It would seem to be the season for unexpected court verdicts — Sanjay Dutt, whom many thought would get off lightly got six years while Abdul Nazar Mahdani, implicated in the 1998 Coimbatore serial bombings cases, walked free. Among the places hit by the blasts was a venue where BJP leader LK Advani was speaking. The attacks were ostensibly to avenge the murder of 18 Muslims during a riot after a traffic constable was killed by al-Umma activists in 1997. If the verdict was not surprising enough, the manner in which the radical cleric-turned-political kingmaker’s release was welcomed by both the ruling LDF and the opposition UDF in Kerala was significant.
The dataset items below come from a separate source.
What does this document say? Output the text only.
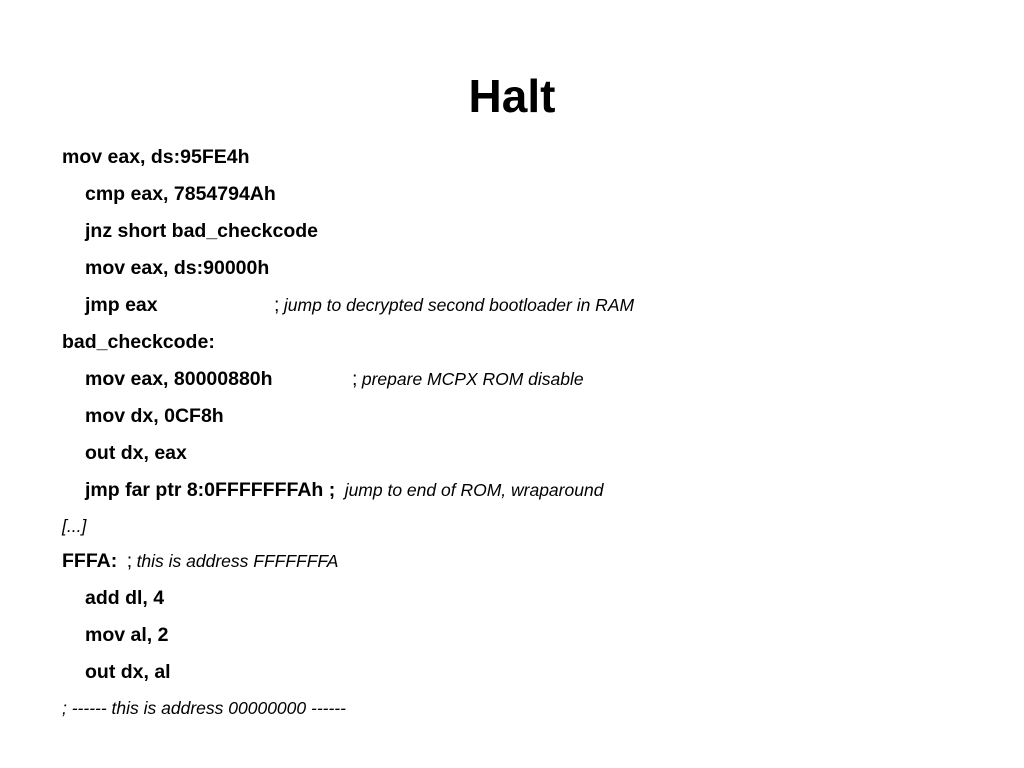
Halt
mov eax, ds:95FE4h
cmp eax, 7854794Ah
jnz short bad_checkcode
mov eax, ds:90000h
jmp eax	; jump to decrypted second bootloader in RAM
bad_checkcode:
mov eax, 80000880h	; prepare MCPX ROM disable
mov dx, 0CF8h
out dx, eax
jmp far ptr 8:0FFFFFFFAh ; jump to end of ROM, wraparound
[...]
FFFA: ; this is address FFFFFFFA
add dl, 4
mov al, 2
out dx, al
; ------ this is address 00000000 ------
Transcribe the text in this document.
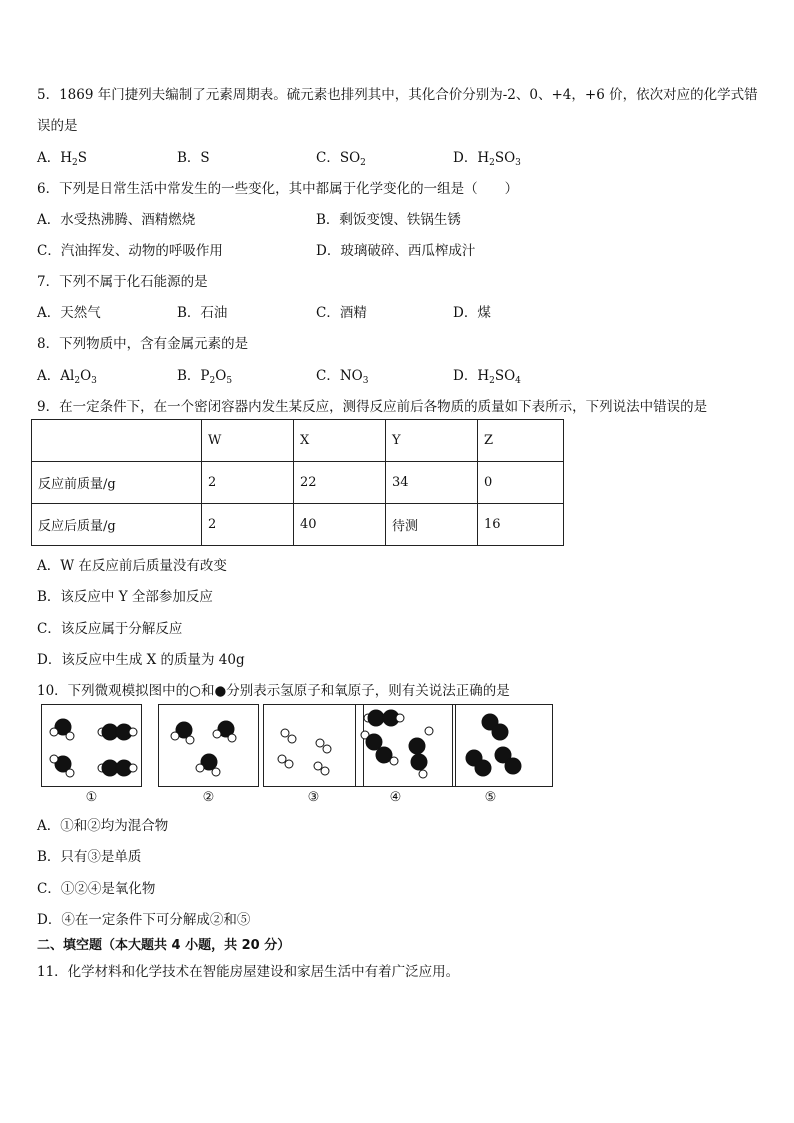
5．1869 年门捷列夫编制了元素周期表。硫元素也排列其中，其化合价分别为-2、0、+4，+6 价，依次对应的化学式错
误的是
A．$H_2S$	B．S	C．$SO_2$	D．$H_2SO_3$
6．下列是日常生活中常发生的一些变化，其中都属于化学变化的一组是（　　）
A．水受热沸腾、酒精燃烧	B．剩饭变馊、铁锅生锈
C．汽油挥发、动物的呼吸作用	D．玻璃破碎、西瓜榨成汁
7．下列不属于化石能源的是
A．天然气	B．石油	C．酒精	D．煤
8．下列物质中，含有金属元素的是
A．$Al_2O_3$	B．$P_2O_5$	C．$NO_3$	D．$H_2SO_4$
9．在一定条件下，在一个密闭容器内发生某反应，测得反应前后各物质的质量如下表所示，下列说法中错误的是
	W	X	Y	Z
反应前质量/g	2	22	34	0
反应后质量/g	2	40	待测	16
A．W 在反应前后质量没有改变
B．该反应中 Y 全部参加反应
C．该反应属于分解反应
D．该反应中生成 X 的质量为 40g
10．下列微观模拟图中的○和●分别表示氢原子和氧原子，则有关说法正确的是
①	②	③	④	⑤
A．①和②均为混合物
B．只有③是单质
C．①②④是氧化物
D．④在一定条件下可分解成②和⑤
二、填空题（本大题共 4 小题，共 20 分）
11．化学材料和化学技术在智能房屋建设和家居生活中有着广泛应用。
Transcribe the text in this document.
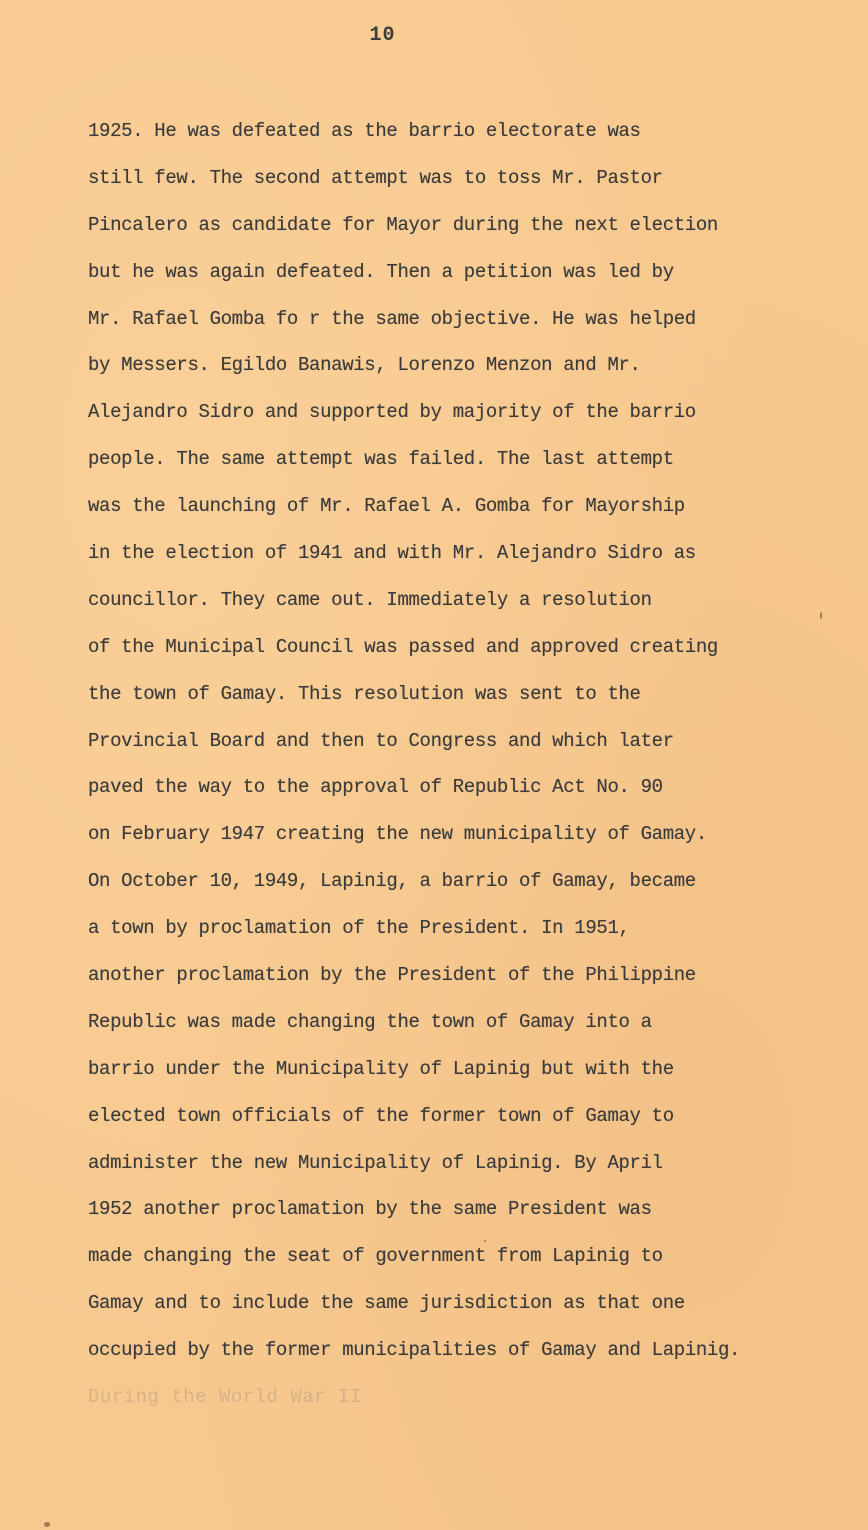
10
1925. He was defeated as the barrio electorate was
still few. The second attempt was to toss Mr. Pastor
Pincalero as candidate for Mayor during the next election
but he was again defeated. Then a petition was led by
Mr. Rafael Gomba fo r the same objective. He was helped
by Messers. Egildo Banawis, Lorenzo Menzon and Mr.
Alejandro Sidro and supported by majority of the barrio
people. The same attempt was failed. The last attempt
was the launching of Mr. Rafael A. Gomba for Mayorship
in the election of 1941 and with Mr. Alejandro Sidro as
councillor. They came out. Immediately a resolution
of the Municipal Council was passed and approved creating
the town of Gamay. This resolution was sent to the
Provincial Board and then to Congress and which later
paved the way to the approval of Republic Act No. 90
on February 1947 creating the new municipality of Gamay.
On October 10, 1949, Lapinig, a barrio of Gamay, became
a town by proclamation of the President. In 1951,
another proclamation by the President of the Philippine
Republic was made changing the town of Gamay into a
barrio under the Municipality of Lapinig but with the
elected town officials of the former town of Gamay to
administer the new Municipality of Lapinig. By April
1952 another proclamation by the same President was
made changing the seat of government from Lapinig to
Gamay and to include the same jurisdiction as that one
occupied by the former municipalities of Gamay and Lapinig.
During the World War II
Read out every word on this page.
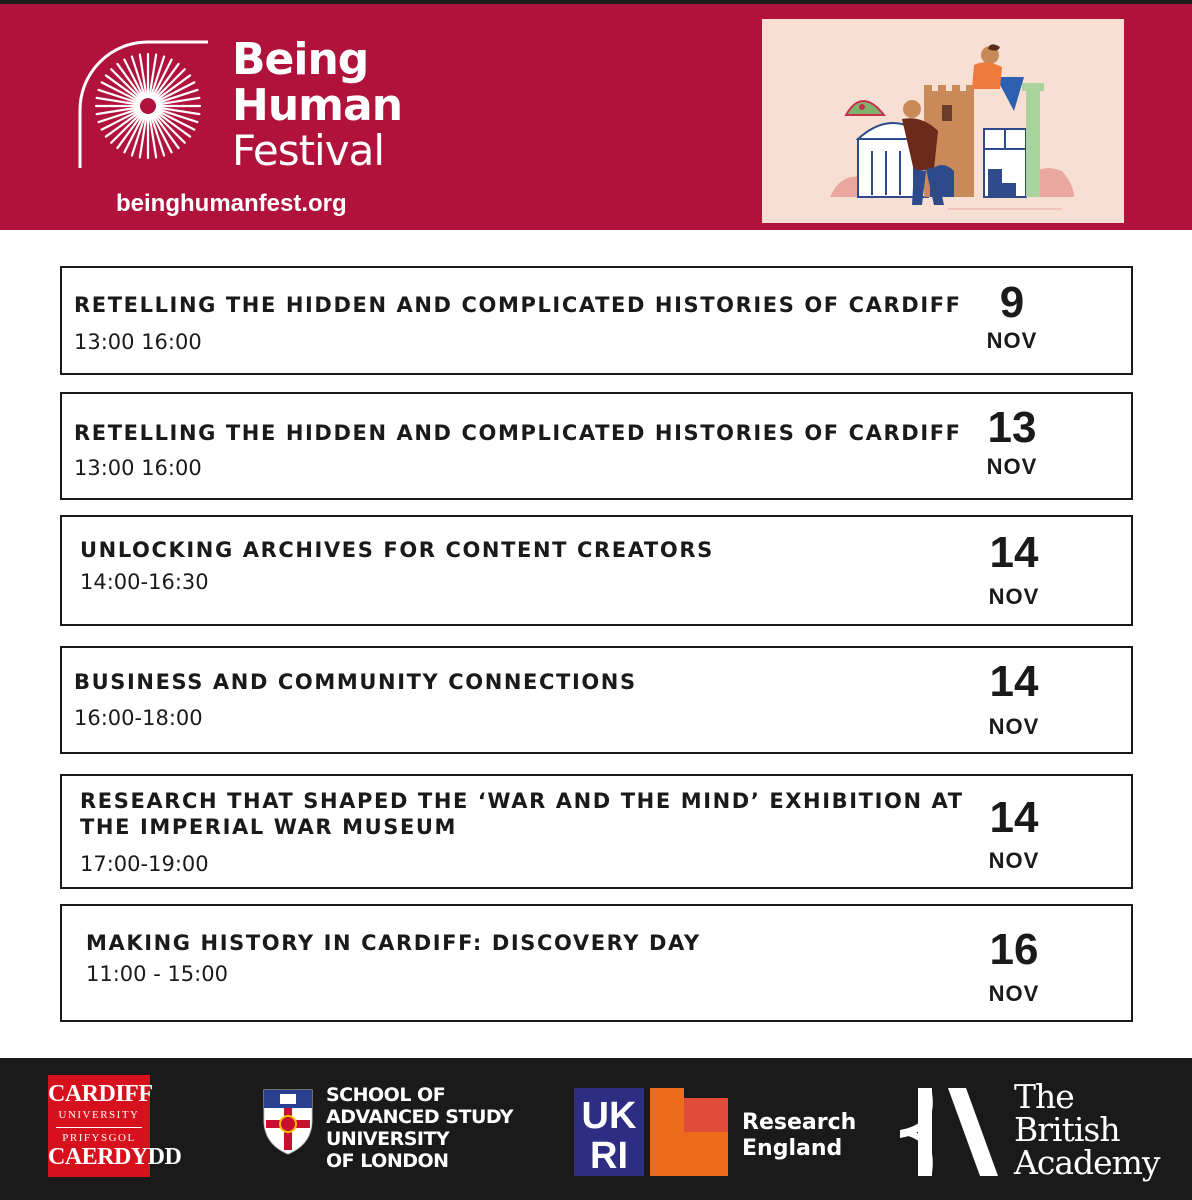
Being
Human
Festival
beinghumanfest.org
RETELLING THE HIDDEN AND COMPLICATED HISTORIES OF CARDIFF
13:00 16:00
9
NOV
RETELLING THE HIDDEN AND COMPLICATED HISTORIES OF CARDIFF
13:00 16:00
13
NOV
UNLOCKING ARCHIVES FOR CONTENT CREATORS
14:00-16:30
14
NOV
BUSINESS AND COMMUNITY CONNECTIONS
16:00-18:00
14
NOV
RESEARCH THAT SHAPED THE ‘WAR AND THE MIND’ EXHIBITION AT
THE IMPERIAL WAR MUSEUM
17:00-19:00
14
NOV
MAKING HISTORY IN CARDIFF: DISCOVERY DAY
11:00 - 15:00	16
NOV
CARDIFF
UNIVERSITY
PRIFYSGOL
CAERDYDD
SCHOOL OF
ADVANCED STUDY
UNIVERSITY
OF LONDON
UK
RI
Research
England
The
British
Academy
Both could not do enough to show solidarity with Mahdani. It is only the BJP, a marginal force in the state, which has expressed its disquiet.
Mahdani, now the head of the People’s Democratic Party (PDP), a thinly-disguised version of the Islamic Sevak Sangh (ISS) that had been banned earlier, rose to fame with his inflammatory speeches, which won him many supporters in Kerala, Tamil Nadu and Karnataka. The politically astute Mahdani first threw in his lot with the UDF, which had promised to get him released from jail. When it failed to deliver, he switched to the LDF, which threw all pretensions of secularism to the winds in courting the cleric. Given that his support swung the elections both in 2001 and 2006 in Kerala where wafer-thin margins spell the difference between the ruling coalition and the opposition, Mahdani will demand ever-greater concessions from the formation he chooses to back. While all this makes for smart politics, both the UDF and LDF have played into the hands of communal forces in the region. Significantly, the PDP has made considerable inroads into the space once held by the moderate Muslim League. Mahdani’s involvement in the blasts has not been proved but his potential to communalise politics in Tamil Nadu and Kerala is not in doubt.
Both the UDF and the LDF should know that if they proceed on this path, Mahdani could wreak immense damage to the region’s secular fabric. Politicians from both formations should refrain from going overboard to vie for his attention.